We are currently conducting research in the following topics:

  • Parametric Coding – a paradigm for next generation video coding
  • Modelling and coding for 3G-HDTV and beyond – preserving production values and increasing immersivity (through resolution and dynamic range)
  • Scalable Video Coding – a paradigm for codec based congestion management
  • Distributed video coding – shifting the complexity from the encoder(s) to the decoder(s)
  • Complexity reductions for HDTV and post processing.
  • Biologically and neurally inspired media capture/coding algorithms and architectures
  • Architectures and sampling approaches for persistent surveillance – analysis using spatio-temporal volumes
  • Eye tracking and saliency as a basis for context specific systems
  • Quality assessment methods and metrics

Early work in the Group developed the concept of Primitive Operator Signal Processing, which enabled the realisation of high performance, multiplier-free filter banks. This led to collaboration with Sony, enabling the first ASIC implementation of a sub-band video compression system for professional use. In EPSRC project GR/K25892 (architectural optimisation of video systems), world leading complexity results were achieved for wavelet and non-linear filterbank implementations.

International interest has been stimulated by our work on Matching Pursuits (MP) video coding which preserves the superior quality of MP for displaced-frame difference coding while offering dramatic complexity savings and efficient dictionaries. The Group has also demonstrated that long-term prediction is viable for real-time video coding; its simplex minimisation method offers up to 2dB improvement over single-frame methods with comparable complexity.

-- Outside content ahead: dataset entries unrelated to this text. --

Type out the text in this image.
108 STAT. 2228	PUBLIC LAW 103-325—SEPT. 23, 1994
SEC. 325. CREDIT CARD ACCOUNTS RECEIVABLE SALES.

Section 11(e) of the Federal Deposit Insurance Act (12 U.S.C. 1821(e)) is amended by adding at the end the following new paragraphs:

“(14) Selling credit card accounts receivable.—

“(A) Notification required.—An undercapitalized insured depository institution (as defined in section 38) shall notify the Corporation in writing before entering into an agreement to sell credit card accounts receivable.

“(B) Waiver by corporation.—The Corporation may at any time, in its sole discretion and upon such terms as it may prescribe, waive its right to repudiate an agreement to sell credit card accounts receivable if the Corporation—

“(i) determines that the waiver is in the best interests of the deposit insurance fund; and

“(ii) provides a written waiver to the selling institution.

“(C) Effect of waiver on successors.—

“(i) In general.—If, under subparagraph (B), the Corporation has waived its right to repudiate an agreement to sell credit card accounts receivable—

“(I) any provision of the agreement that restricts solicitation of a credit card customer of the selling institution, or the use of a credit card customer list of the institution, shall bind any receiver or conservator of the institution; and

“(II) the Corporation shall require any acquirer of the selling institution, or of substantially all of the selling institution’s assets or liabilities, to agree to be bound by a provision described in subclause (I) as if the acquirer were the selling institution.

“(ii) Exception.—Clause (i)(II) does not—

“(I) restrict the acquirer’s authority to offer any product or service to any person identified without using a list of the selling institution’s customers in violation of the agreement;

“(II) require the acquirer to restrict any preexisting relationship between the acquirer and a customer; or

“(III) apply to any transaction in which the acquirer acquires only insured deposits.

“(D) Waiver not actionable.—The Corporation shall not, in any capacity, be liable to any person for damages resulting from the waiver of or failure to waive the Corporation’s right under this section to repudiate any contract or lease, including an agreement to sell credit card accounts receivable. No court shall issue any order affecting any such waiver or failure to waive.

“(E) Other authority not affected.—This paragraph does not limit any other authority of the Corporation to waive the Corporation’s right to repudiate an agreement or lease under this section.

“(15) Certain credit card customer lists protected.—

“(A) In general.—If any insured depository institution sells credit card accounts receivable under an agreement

Following the Group’s success in reduced-complexity multiple-reference-frame motion estimation, interpolation-free sub-pixel motion estimation techniques were produced in ROAM4G (UIC 3CResearch) offering improvements up to 60% over competing methods. Also in ROAM4G, a novel mode-refinement algorithm was invented for video transcoding which reduces the complexity over full-search by up to 90%. Both works have generated patents which have been licensed to ProVision and STMicroelectronics respectively. Significant work on H.264 optimisation has been conducted in both ROAM4G and the EU FP6 WCAM project.

In 2002, region-of-interest coding was successfully extended to sign language (DTI). Using eyetracking to reveal viewing patterns, foveation models provided bit-rate reductions of 25 to 40% with no loss in perceived quality. This has led to a research programme with the BBC on sign language video coding for broadcasting.

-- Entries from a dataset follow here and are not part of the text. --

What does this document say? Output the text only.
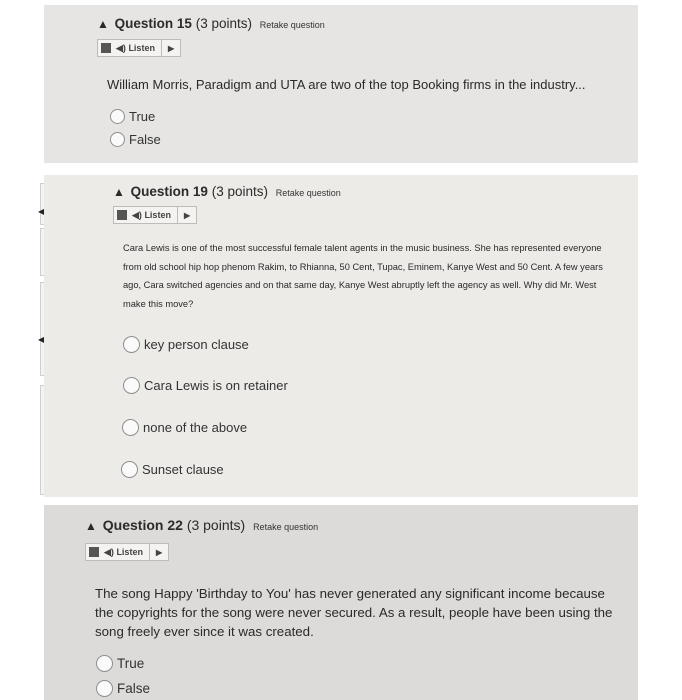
▲ Question 15 (3 points) Retake question
◀) Listen	▶
William Morris, Paradigm and UTA are two of the top Booking firms in the industry...
True
False
◀
◀
▲ Question 19 (3 points) Retake question
◀) Listen	▶
Cara Lewis is one of the most successful female talent agents in the music business. She has represented everyone from old school hip hop phenom Rakim, to Rhianna, 50 Cent, Tupac, Eminem, Kanye West and 50 Cent. A few years ago, Cara switched agencies and on that same day, Kanye West abruptly left the agency as well. Why did Mr. West make this move?
key person clause
Cara Lewis is on retainer
none of the above
Sunset clause
▲ Question 22 (3 points) Retake question
◀) Listen	▶
The song Happy 'Birthday to You' has never generated any significant income because the copyrights for the song were never secured. As a result, people have been using the song freely ever since it was created.
True
False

In collaboration with the Metropolitan Police, VIGELANT (EPSRC 2003) produced a novel joint optimisation for rapidly deploying wireless-video camera systems incorporating both multi-view and radio-propagation constraints. With Heriot-Watt and BT, the Group has developed novel multi-view video algorithms which, for the first time, optimise the trade-off between compression and view synthesis (EPSRC).

Methods of synthesising high throughput video signal processing systems which provide joint optimisation of algorithm performance and implementation complexity have been developed using genetic algorithms. Using a constrained architectural style, results have been obtained for 2D filters, wavelet filterbanks and transforms such as DCT. In 2005 innovative work conducted in the Group has led to the development of the X-MatchPROvw lossless data compressor (BTG patent assignment) which at the time this was the fastest in its class.